Plaisir d’apprendre veut rajeunir son image

Le Centre collégial de l’Alberta a accueilli, du 30 avril au 4 mai dernier, la septième édition de Plaisir d’apprendre, un évènement organisé par la Fédération des ainés franco-albertains (FAFA) pour les 50 ans et plus.

« Ça fait plusieurs années que notre Fédération a comme mandat de défendre les intérêts des gens entre 50 et 65 ans mais en pratique, notre programme ne répondait pas du tout à leurs besoins », explique le coordonnateur de l’événement, Yannick Freychet.


« Nous avons des profs et des étudiants qui étaient présents il y a sept ans et qui participent encore cette année », s’encourage M. Freychet qui est aussi directeur général de la FAFA. « Nous pouvons penser que notre programme répond à certains besoins, poursuit-il. On avait une image un peu vieillotte qui nous collait à la peau. » Cette année, 15 % des 70 participants étaient âgés de moins de 65 ans.

Le coordonnateur déplore que dans les médias, on ne parle des ainés que dans les faits divers. « Ils sont pourtant là, bien vivants. On oublie complètement qu’avant d’être des ainés, ce sont des adultes qui ont une très grande connaissance et qui sont dynamiques et impliqués », croit Yannick Freychet. Selon lui, ils ont encore beaucoup à donner et savent de quoi ils sont capables.

Comment ça fonctionne?
Pendant une semaine, l’étudiant ainé assistait à deux cours de son choix. « Nous avions quatre choix de cours le matin et quatre l’après-midi », clarifie Yannick Freychet. Les sujets étaient très variés : politique américaine, économie et langue, théâtre, psychologie du vieillissement, etc. En plus des cours, la FAFA offrait des conférences sur l’heure du diner et des activités sociales, sportives et culturelles en fin de journée. L’organisation se questionne toujours à savoir si leur format est bon puisqu’il n’y a pas de hausse d’inscriptions cette année.

Par ailleurs, la FAFA se dit déçue du faible taux de participation des Franco-Albertains qui proviennent de l’extérieur d’Edmonton. Plaisir d’apprendre s’adresse pourtant aux francophones de partout en province.
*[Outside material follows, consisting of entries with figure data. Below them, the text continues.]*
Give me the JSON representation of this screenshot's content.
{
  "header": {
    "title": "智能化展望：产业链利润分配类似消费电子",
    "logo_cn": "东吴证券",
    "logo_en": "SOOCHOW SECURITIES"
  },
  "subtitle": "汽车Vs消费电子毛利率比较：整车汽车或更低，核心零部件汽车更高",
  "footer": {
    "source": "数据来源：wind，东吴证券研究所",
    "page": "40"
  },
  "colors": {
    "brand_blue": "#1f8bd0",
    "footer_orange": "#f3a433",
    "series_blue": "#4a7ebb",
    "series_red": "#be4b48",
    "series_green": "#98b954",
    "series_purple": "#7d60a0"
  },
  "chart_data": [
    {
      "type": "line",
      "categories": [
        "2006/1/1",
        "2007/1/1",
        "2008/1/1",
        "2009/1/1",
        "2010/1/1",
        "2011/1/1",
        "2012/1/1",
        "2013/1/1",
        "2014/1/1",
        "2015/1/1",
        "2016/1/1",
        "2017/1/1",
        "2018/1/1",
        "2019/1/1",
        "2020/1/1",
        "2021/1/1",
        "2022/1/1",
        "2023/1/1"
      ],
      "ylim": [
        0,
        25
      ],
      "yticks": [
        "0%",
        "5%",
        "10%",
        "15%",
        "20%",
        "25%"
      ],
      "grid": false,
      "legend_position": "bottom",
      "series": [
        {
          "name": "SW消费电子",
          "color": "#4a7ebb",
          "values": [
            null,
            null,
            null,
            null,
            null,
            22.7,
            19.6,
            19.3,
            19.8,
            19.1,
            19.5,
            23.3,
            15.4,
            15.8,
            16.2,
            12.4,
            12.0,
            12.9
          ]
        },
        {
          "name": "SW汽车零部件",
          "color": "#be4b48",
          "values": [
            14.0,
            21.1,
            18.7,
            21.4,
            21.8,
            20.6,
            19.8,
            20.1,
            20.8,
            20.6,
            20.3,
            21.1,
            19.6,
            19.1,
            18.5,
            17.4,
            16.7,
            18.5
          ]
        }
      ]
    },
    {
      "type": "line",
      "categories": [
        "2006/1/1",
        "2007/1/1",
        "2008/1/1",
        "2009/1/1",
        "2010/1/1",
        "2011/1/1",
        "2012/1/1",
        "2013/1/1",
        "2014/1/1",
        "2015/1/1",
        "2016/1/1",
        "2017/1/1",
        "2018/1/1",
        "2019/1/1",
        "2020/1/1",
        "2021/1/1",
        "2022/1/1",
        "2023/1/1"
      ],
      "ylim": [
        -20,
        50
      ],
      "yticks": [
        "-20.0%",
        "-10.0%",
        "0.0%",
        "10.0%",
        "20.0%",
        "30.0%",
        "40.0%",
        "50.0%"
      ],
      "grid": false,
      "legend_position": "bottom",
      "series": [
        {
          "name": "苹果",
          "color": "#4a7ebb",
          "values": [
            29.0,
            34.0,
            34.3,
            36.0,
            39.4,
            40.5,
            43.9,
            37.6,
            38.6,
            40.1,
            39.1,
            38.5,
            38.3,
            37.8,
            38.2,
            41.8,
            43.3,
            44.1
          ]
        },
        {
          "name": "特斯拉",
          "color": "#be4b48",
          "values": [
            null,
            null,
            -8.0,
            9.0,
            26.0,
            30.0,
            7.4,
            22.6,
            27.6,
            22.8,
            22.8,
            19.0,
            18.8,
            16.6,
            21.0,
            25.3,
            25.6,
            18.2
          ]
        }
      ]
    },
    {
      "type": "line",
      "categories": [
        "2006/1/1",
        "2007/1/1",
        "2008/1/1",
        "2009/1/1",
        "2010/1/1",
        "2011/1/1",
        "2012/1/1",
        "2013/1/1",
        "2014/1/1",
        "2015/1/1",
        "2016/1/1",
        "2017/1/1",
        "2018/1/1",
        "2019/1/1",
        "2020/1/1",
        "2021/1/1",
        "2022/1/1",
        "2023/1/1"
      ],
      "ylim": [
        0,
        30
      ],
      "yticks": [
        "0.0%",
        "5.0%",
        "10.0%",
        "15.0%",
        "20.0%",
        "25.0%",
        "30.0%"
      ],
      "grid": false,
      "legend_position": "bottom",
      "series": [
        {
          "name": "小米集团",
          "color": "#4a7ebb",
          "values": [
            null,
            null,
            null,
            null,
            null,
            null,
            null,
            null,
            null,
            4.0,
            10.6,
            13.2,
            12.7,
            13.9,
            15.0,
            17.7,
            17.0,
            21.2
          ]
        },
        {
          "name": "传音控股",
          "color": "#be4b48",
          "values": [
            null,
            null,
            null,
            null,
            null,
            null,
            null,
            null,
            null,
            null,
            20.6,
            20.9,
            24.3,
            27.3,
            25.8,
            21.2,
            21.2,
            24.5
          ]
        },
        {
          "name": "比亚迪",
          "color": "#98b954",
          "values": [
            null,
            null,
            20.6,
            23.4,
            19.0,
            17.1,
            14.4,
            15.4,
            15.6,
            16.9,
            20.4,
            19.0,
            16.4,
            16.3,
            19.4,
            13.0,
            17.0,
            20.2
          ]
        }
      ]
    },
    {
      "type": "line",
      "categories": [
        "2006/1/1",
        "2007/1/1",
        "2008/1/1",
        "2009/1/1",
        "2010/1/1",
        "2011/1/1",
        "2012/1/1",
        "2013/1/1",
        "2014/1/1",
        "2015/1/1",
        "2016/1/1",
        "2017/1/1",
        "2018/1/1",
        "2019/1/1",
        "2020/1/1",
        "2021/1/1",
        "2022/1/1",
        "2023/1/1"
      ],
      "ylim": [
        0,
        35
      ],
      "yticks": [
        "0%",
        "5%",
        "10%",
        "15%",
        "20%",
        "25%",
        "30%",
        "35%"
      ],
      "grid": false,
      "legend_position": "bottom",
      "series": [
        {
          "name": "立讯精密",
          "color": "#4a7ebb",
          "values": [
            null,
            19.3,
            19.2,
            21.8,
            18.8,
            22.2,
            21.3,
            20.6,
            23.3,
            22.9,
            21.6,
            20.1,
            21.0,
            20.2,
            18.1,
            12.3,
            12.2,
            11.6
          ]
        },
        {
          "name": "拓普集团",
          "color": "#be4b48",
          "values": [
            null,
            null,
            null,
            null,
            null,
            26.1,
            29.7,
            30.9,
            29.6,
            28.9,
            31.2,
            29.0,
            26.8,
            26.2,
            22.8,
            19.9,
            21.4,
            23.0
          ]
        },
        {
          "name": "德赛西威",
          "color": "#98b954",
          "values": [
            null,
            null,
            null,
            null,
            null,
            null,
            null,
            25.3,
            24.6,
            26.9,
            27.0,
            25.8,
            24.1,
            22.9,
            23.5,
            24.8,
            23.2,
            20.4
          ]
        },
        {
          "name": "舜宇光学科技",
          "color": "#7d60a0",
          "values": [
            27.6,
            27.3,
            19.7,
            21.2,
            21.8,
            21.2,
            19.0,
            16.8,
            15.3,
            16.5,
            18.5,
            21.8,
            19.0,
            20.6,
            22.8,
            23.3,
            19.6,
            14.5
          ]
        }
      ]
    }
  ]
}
On tente de faire parler de l’organisation mais ce n’est pas gratuit.

De l’argent, il en faut!
La contrainte financière est une perpétuelle préoccupation pour la FAFA. « Il y a de plus en plus de coupures pour les organismes comme le nôtre, nous n’avons pas de budget spécifique pour de tels projets », déplore le directeur général.

Notons que plusieurs participants ont manifesté un intérêt à ce que l’activité se répète plus d’une fois par année. Yannick Freychet croit que la fédération des aînés n’aurait cependant pas les moyens d’offrir des cours sur une base plus régulière.

« Majoritairement, les 70 personnes qui sont ici viennent pour passer une semaine de détente. Je ne pense pas qu’ils seraient intéressés à s’impliquer pour toute l’année », ajoute-t-il.

De son côté, le Centre collégial de l’Alberta (CCA) ne trouve pas l’idée mauvaise. « L’intérêt des ainés ne diminue pas d’une année à l’autre. Ce qui fait que ça va sans doute motiver le Centre collégial à faire évoluer sa programmation de formation continue qui vise la population des 50 ans et plus », exprime Suzanne Bugeaud, la directrice de l’École des langues.

Le CCA se dit prêt à s’asseoir avec la FAFA afin de déterminer si la demande est suffisamment grande pour rendre l’initiative plus fréquente. Il faudrait toutefois trouver des enseignants pour donner les cours. « Si des enseignants à la retraite donnaient les cours, expose madame Bugeaud, ce serait une belle évolution de l’Université du troisième âge ».